On Monday, oil prices plummeted, with Brent reaching its peak in more than a month after the previous day’s increase from growing expectations of a U.S .- China trade deal and Iran flagging OPEC discussions next month with a deeper cut in output.
Brent crude futures gained 80 cents to $62.49 a barrel by 1203 GMT for January LCOc1, erasing earlier losses and peaks last seen on Sept. 27. CLc1 also swung back into positive territory in the U.S. crude futures in December, up 64 cents at $56.84 a barrel.
The President of China, Xi Jinping, and the United States. President Donald Trump was in constant touch with “various means,” China said Monday when asked when and where the two leaders would meet to sign a trade deal.
Prices jumped around $2 a barrel on Friday after U.S. officials stated a deal could be signed this month.
“There is no assurance that they will place pen to paper before the end of the year for all the feel-good factor of Friday.
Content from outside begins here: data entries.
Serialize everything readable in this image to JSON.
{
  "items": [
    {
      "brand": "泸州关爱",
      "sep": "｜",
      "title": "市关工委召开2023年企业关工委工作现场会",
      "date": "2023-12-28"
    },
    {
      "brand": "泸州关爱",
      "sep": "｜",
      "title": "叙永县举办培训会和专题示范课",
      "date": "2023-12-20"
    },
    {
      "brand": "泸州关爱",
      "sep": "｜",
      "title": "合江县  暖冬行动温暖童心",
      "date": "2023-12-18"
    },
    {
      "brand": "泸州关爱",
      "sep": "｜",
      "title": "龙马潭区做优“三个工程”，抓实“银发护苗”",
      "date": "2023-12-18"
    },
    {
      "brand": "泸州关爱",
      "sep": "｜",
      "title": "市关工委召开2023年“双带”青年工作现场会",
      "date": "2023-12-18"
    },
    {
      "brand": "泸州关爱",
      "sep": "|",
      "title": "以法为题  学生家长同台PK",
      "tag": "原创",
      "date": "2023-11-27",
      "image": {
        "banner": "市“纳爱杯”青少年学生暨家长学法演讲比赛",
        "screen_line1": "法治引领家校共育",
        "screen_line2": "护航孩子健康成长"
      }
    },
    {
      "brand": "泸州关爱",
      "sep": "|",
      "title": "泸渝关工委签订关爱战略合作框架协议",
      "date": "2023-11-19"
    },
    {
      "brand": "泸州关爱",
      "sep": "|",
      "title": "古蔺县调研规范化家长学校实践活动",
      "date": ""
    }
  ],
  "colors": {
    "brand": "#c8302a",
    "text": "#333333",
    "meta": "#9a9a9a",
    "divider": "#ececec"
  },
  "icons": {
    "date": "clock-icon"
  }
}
This could be troublesome because U.S. tariffs scheduled for Dec. 15 remain on the table,” analysts from PVM said in a statement.
Capping gains, last month’s manufacturing production in the euro zone contracted sharply as demand was dented by the trade war and a lack of clarity about Britain’s exit from the European Union, a survey showed.
“The oil market faces ample supplies with global demand almost stagnant and supplies rising,” retorted Norbert Rucker, Head of Economics at Swiss bank Julius Baer.
“In the near term and in the longer term, we see oil prices trading at about $60 a barrel.”
Since January, production cuts by the Petroleum Exporting Countries Organization (OPEC), Russia and other producers have reduced oil output by 1.2 million barrels per day in an effort to support oil prices.
Yet Russia again fell short of its treaty commitments, data from the energy ministry on Saturday revealed. C-RU-OUT
OPEC output regained in October from an eight-year low following a fast rebound in the production of Saudi Arabia from attacks on its oil refineries in September, offsetting losses in Ecuador and voluntary cuts under the pact.
However, on Monday, Iranian Oil Minister Bijan Zanganeh was quoted as saying that he expects the next meeting of the Petroleum Exporting Countries Organization (OPEC) in December to agree on further production cuts.
Saudi Aramco finally kicked off its initial public offer on Sunday, but, according to fund managers, valuations vary by more than $1 trillion. Meanwhile, the Supreme Petroleum Council of Abu Dhabi authorized on Monday the release of a new pricing mechanism for the Murban crude flagship of Abu Dhabi National Oil Co’s.